U.S. stocks fall for fourth straight day

U.S. stocks fell for the fourth dayin a row as concerns about global economic weakness intensified, even as Federal Reserve Chair Janet Yellen reiterated her confidence in the U.S. economy.

Financial stocks fell hardest Thursday as investors worried that interest rates in the U.S. and elsewhere would remain low and sap bank profits. Oil prices sank again, this time to their lowest levels since 2003.

While all three major U.S. indexes finished lower, they recovered somewhat from far steeper losses earlier in the day.

The Dow Jones industrial average fell 254 points, or 1.6 percent, to close at 15,660. The Standard & Poor's 500 index fell 22 points, or 1.2 percent, to 1,829. The Nasdaq composite fell 16 points, or 0.4 percent, to 4,266.

The S&P 500 index has dropped 14 percent since peaking last summer.
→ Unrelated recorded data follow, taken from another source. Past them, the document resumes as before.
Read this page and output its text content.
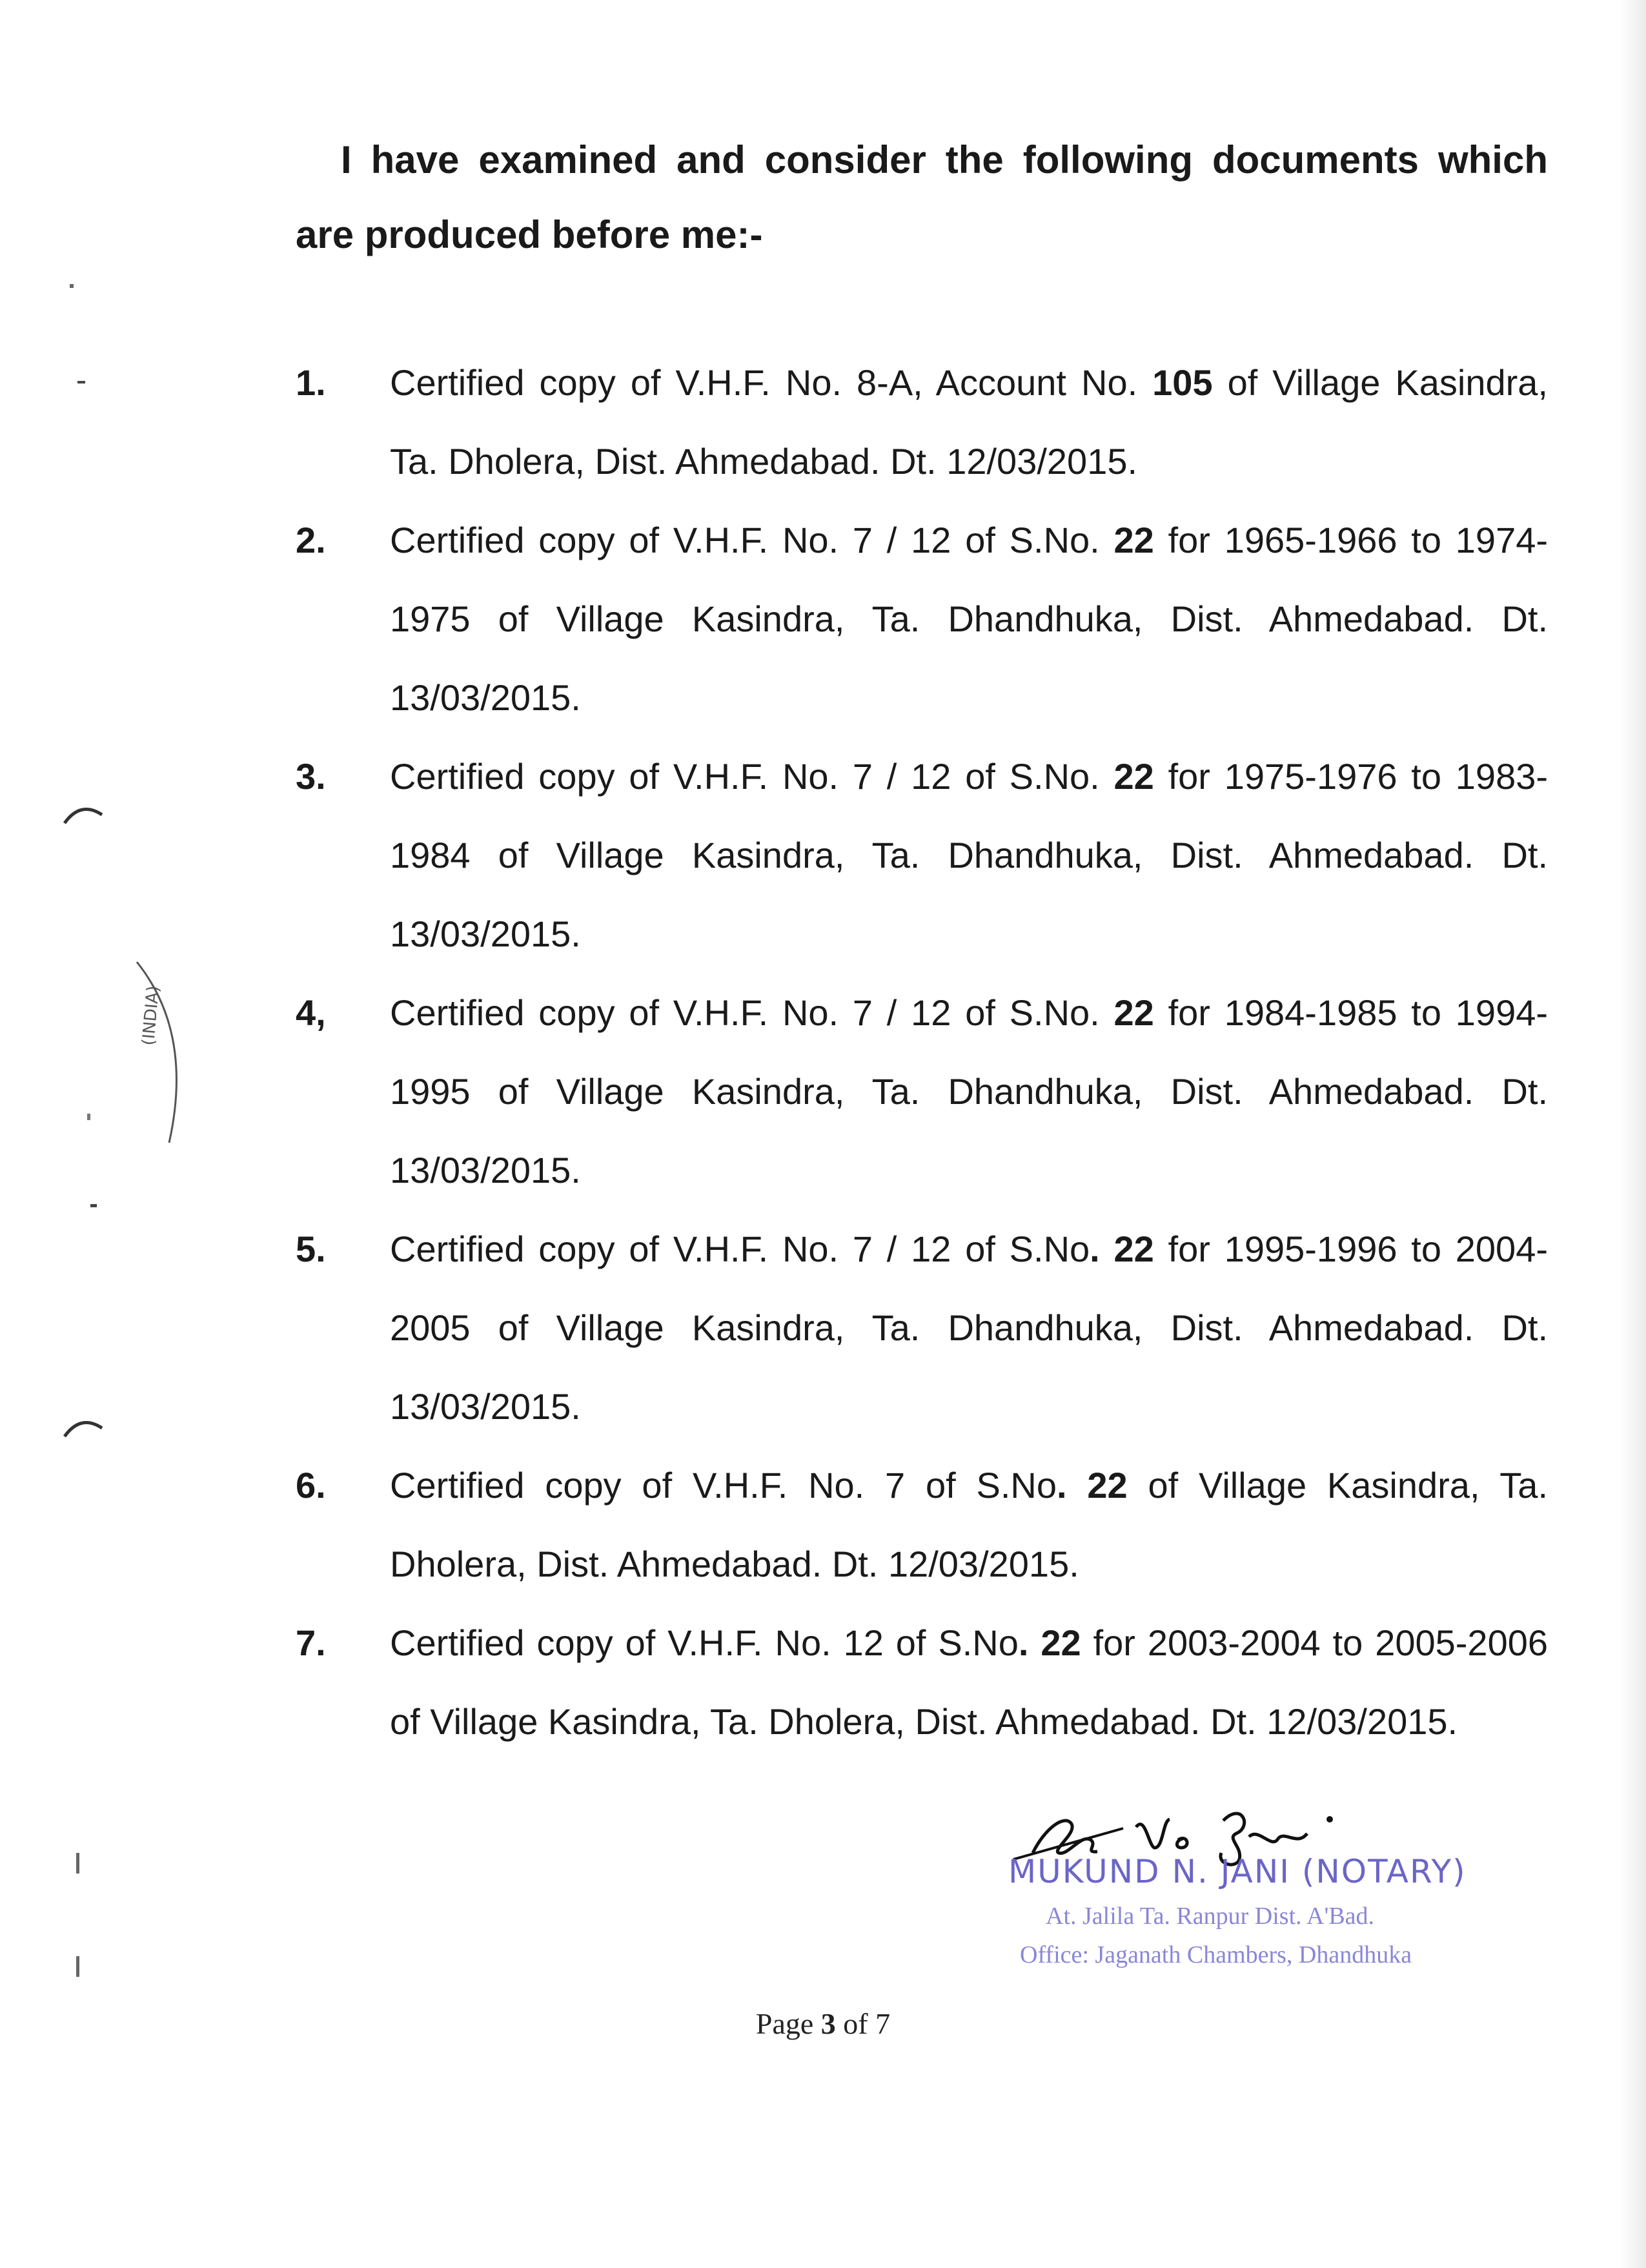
(INDIA)
I have examined and consider the following documents which are produced before me:-
1. Certified copy of V.H.F. No. 8-A, Account No. 105 of Village Kasindra, Ta. Dholera, Dist. Ahmedabad. Dt. 12/03/2015.
2. Certified copy of V.H.F. No. 7 / 12 of S.No. 22 for 1965-1966 to 1974-1975 of Village Kasindra, Ta. Dhandhuka, Dist. Ahmedabad. Dt. 13/03/2015.
3. Certified copy of V.H.F. No. 7 / 12 of S.No. 22 for 1975-1976 to 1983-1984 of Village Kasindra, Ta. Dhandhuka, Dist. Ahmedabad. Dt. 13/03/2015.
4, Certified copy of V.H.F. No. 7 / 12 of S.No. 22 for 1984-1985 to 1994-1995 of Village Kasindra, Ta. Dhandhuka, Dist. Ahmedabad. Dt. 13/03/2015.
5. Certified copy of V.H.F. No. 7 / 12 of S.No. 22 for 1995-1996 to 2004-2005 of Village Kasindra, Ta. Dhandhuka, Dist. Ahmedabad. Dt. 13/03/2015.
6. Certified copy of V.H.F. No. 7 of S.No. 22 of Village Kasindra, Ta. Dholera, Dist. Ahmedabad. Dt. 12/03/2015.
7. Certified copy of V.H.F. No. 12 of S.No. 22 for 2003-2004 to 2005-2006 of Village Kasindra, Ta. Dholera, Dist. Ahmedabad. Dt. 12/03/2015.
MUKUND N. JANI (NOTARY)
At. Jalila Ta. Ranpur Dist. A'Bad.
Office: Jaganath Chambers, Dhandhuka
Page 3 of 7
Worries are high that the sharp slowdown in China's growth, falling U.S. corporate profits and other downward pressures will pull the economy back into a recession.

If a garden-variety one is on the way, the stock market's drop isn't even halfway done. Stocks have lost an average of 33 percent from top to bottom around past recessions, going back to 1929, according to a review by strategists at Credit Suisse.